See this story at BrooklynDaily.com.
By Will Bredderman
Brooklyn Daily
The Bensonhurst firestarter will be cooling his heels in a prison cell for a long time
A Brooklyn Supreme Court Justice sentenced Daniel Ignacio — who killed five people when he torched his 86th Street tenement building in 2010 — to 25 years to life in prison on April 4.
Ignacio confessed that on Jan. 30, 2010 he set fire to a paint-thinner-soaked roll of toilet paper and left it in a baby carriage in the doorway of the building between 20th and 21st avenues, before he headed upstairs and fell asleep — claiming to have committed the arson under the influence of alcohol and “demons.”
Ignacio allegedly later helped save a young boy from the very inferno he started, but five of his fellow Guatemalan immigrants were not so lucky.
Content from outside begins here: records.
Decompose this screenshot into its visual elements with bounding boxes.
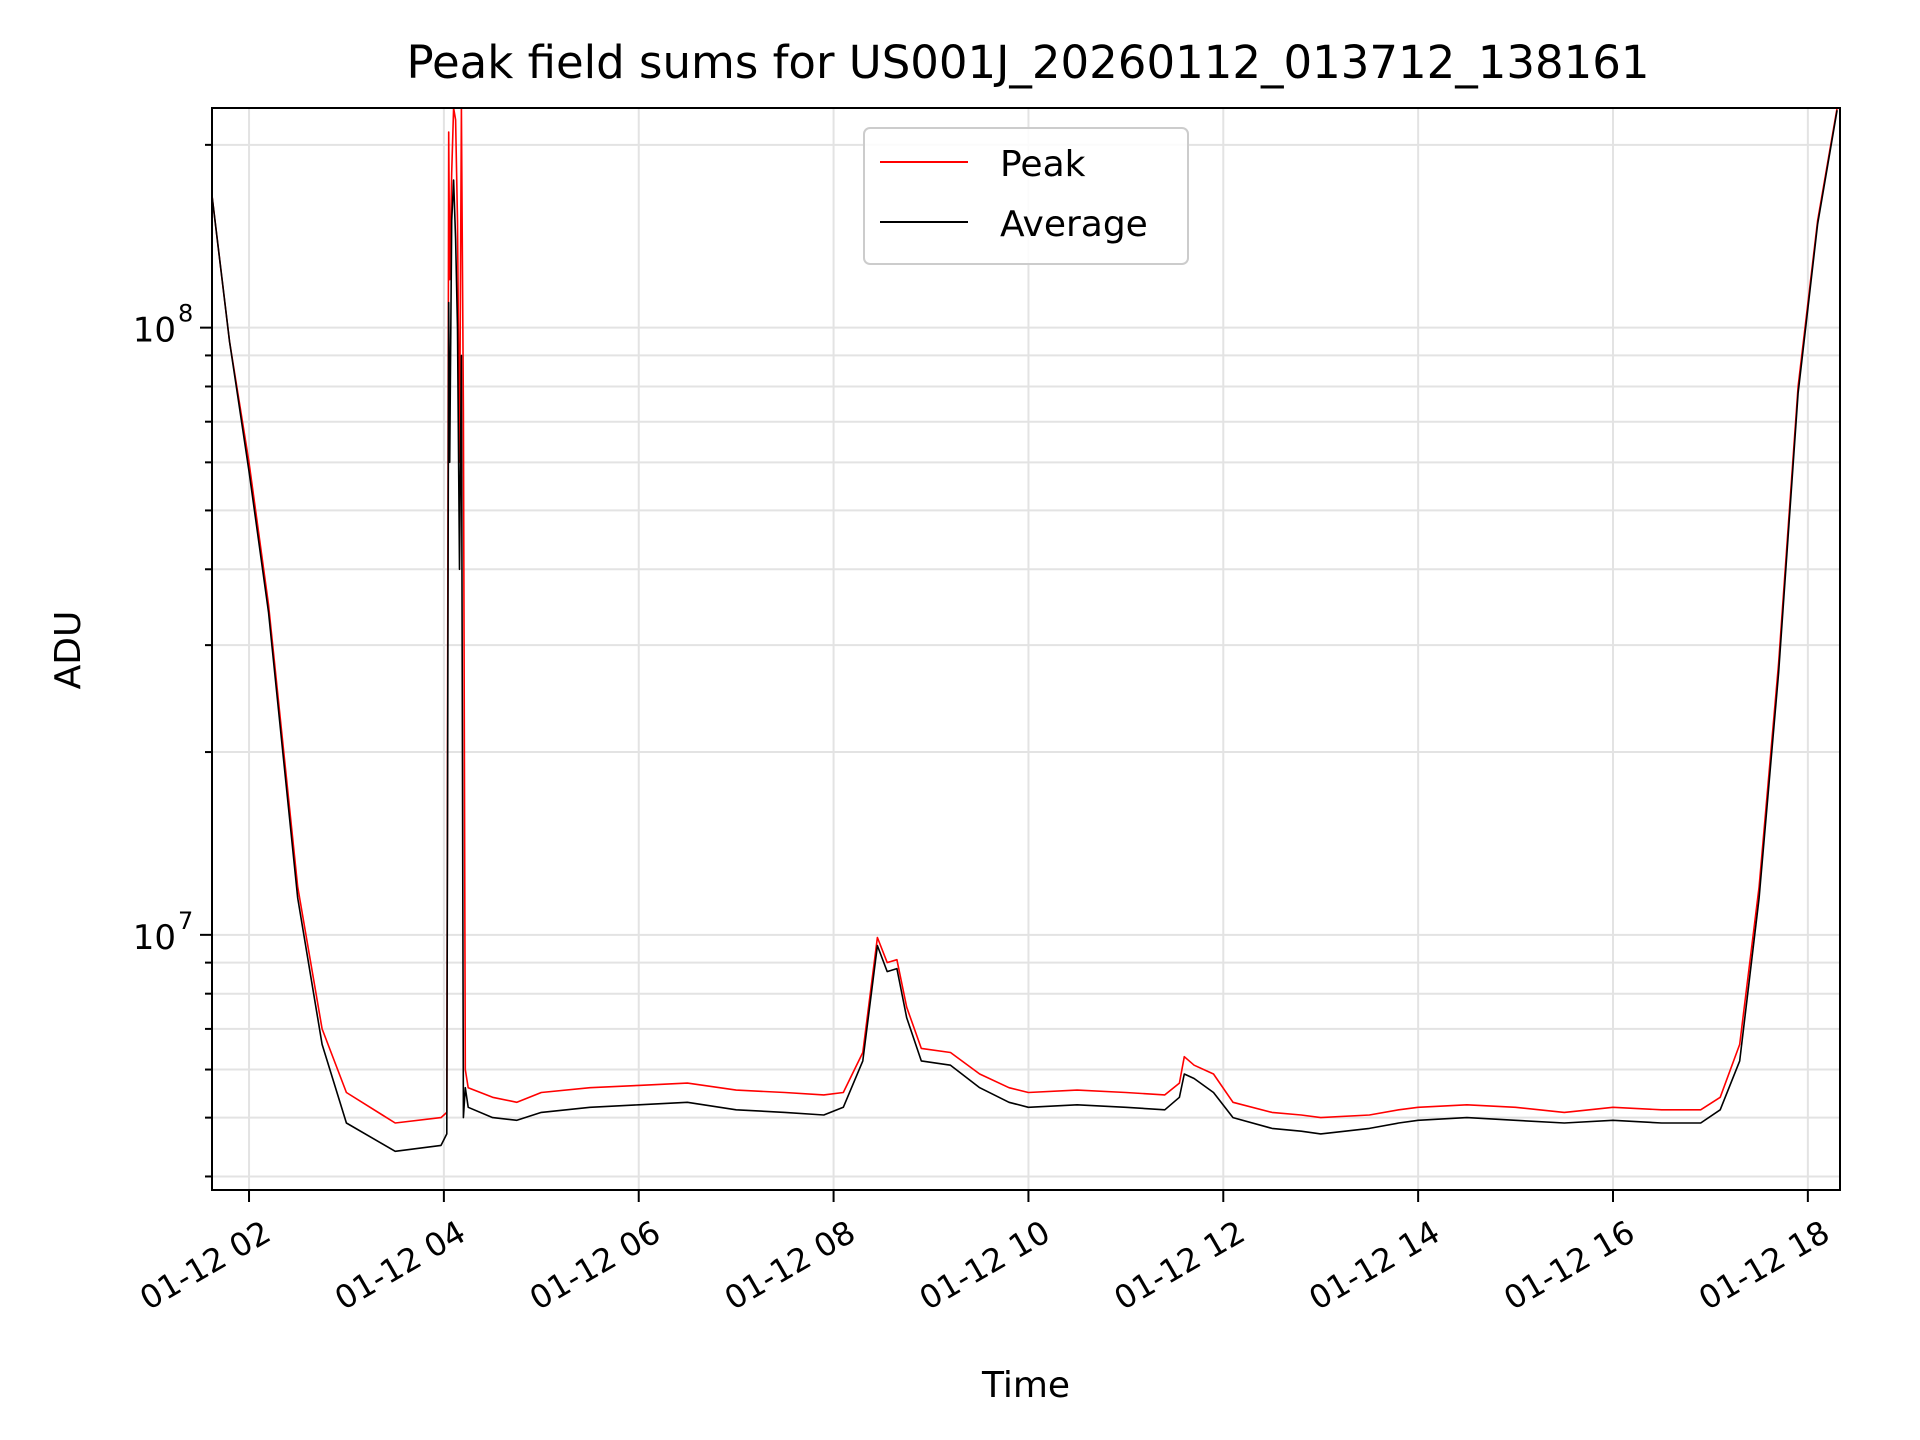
legend-label-peak: Peak — [1000, 144, 1086, 185]
series-line-peak — [212, 108, 1838, 1124]
y-axis-label: ADU — [48, 611, 89, 690]
legend: Peak Average — [863, 127, 1189, 265]
series-line-average — [212, 110, 1838, 1153]
legend-label-average: Average — [1000, 204, 1148, 245]
plot-area: 01-12 02 01-12 04 01-12 06 01-12 08 01-12 10… — [133, 107, 1841, 1318]
y-tick-label-exponent: 7 — [178, 907, 193, 935]
x-axis-label: Time — [981, 1365, 1070, 1406]
y-tick-label-exponent: 8 — [178, 300, 193, 328]
y-tick-label-base: 10 — [133, 311, 176, 351]
y-tick-label: 10 7 — [133, 907, 194, 958]
y-tick-label: 10 8 — [133, 300, 194, 351]
chart-title: Peak field sums for US001J_20260112_0137… — [406, 36, 1649, 89]
series-lines — [212, 108, 1838, 1153]
plot-frame — [211, 107, 1841, 1191]
plot-background — [212, 108, 1840, 1190]
grid-lines — [212, 108, 1840, 1190]
y-tick-label-base: 10 — [133, 918, 176, 958]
A Brooklyn jury found Ignacio guilty of five counts murder in the second degree, one count of arson in the fourth degree, one count of assault in the first degree, and nine counts of assault in the second degree on March 12.
City inspectors found weeks after the blaze that landlords Vasilios and Argyrios Gerazounis had illegally divided the building into tiny rooms and had not provided adequate escape routes. The building owners went before a Brooklyn judge on March 22. No decision has yet been announced.